What gives fuel to this opposition in
contradistinction to the old foreign policy norm of “bipartisanship” has to do
with race. In addition to all the other factors noted above, racism has
motivated much of the politics of opposition since 2008. Candidate Obama
campaigned around the world in 2008 to enormous plaudits. In the United States
his global appeal challenged the whole history of racism that has conditioned
and distorted American political life.

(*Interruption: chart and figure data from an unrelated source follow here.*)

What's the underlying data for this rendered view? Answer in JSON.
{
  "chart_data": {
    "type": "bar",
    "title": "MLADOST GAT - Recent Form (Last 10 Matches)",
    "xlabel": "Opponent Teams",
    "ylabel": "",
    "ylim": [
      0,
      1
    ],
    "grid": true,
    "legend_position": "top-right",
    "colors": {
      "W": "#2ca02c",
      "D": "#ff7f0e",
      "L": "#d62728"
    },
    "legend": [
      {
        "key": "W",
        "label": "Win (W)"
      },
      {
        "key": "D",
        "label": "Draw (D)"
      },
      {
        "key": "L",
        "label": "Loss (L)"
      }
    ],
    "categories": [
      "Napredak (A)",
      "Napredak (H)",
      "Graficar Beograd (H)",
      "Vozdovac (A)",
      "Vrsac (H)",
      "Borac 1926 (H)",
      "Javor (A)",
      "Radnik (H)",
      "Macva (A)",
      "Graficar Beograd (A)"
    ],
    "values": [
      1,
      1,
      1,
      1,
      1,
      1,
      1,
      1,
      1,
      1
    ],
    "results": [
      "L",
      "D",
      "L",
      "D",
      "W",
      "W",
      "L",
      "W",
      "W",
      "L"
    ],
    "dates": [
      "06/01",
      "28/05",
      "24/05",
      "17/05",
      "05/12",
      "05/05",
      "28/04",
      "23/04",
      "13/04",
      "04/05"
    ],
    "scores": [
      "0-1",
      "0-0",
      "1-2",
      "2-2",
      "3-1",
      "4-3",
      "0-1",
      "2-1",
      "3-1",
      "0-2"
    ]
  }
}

That is an extra burden this president
has had to face in his foreign policy practice beyond mere partisan disputes
about policy.
In the end, President Obama’s ability (with P5+1) to
pursue and achieve an agreement with Iran might determine whether the world
will see a global war in the coming years or declining violence in the Persian
Gulf/Middle East region.
The mobilization of the peace movement in defense of
a US/Iranian agreement, therefore, is a mobilization against the
neoconservative agenda of perpetual war, Israeli hegemony, the
military-industrial complex, and racism in the United States.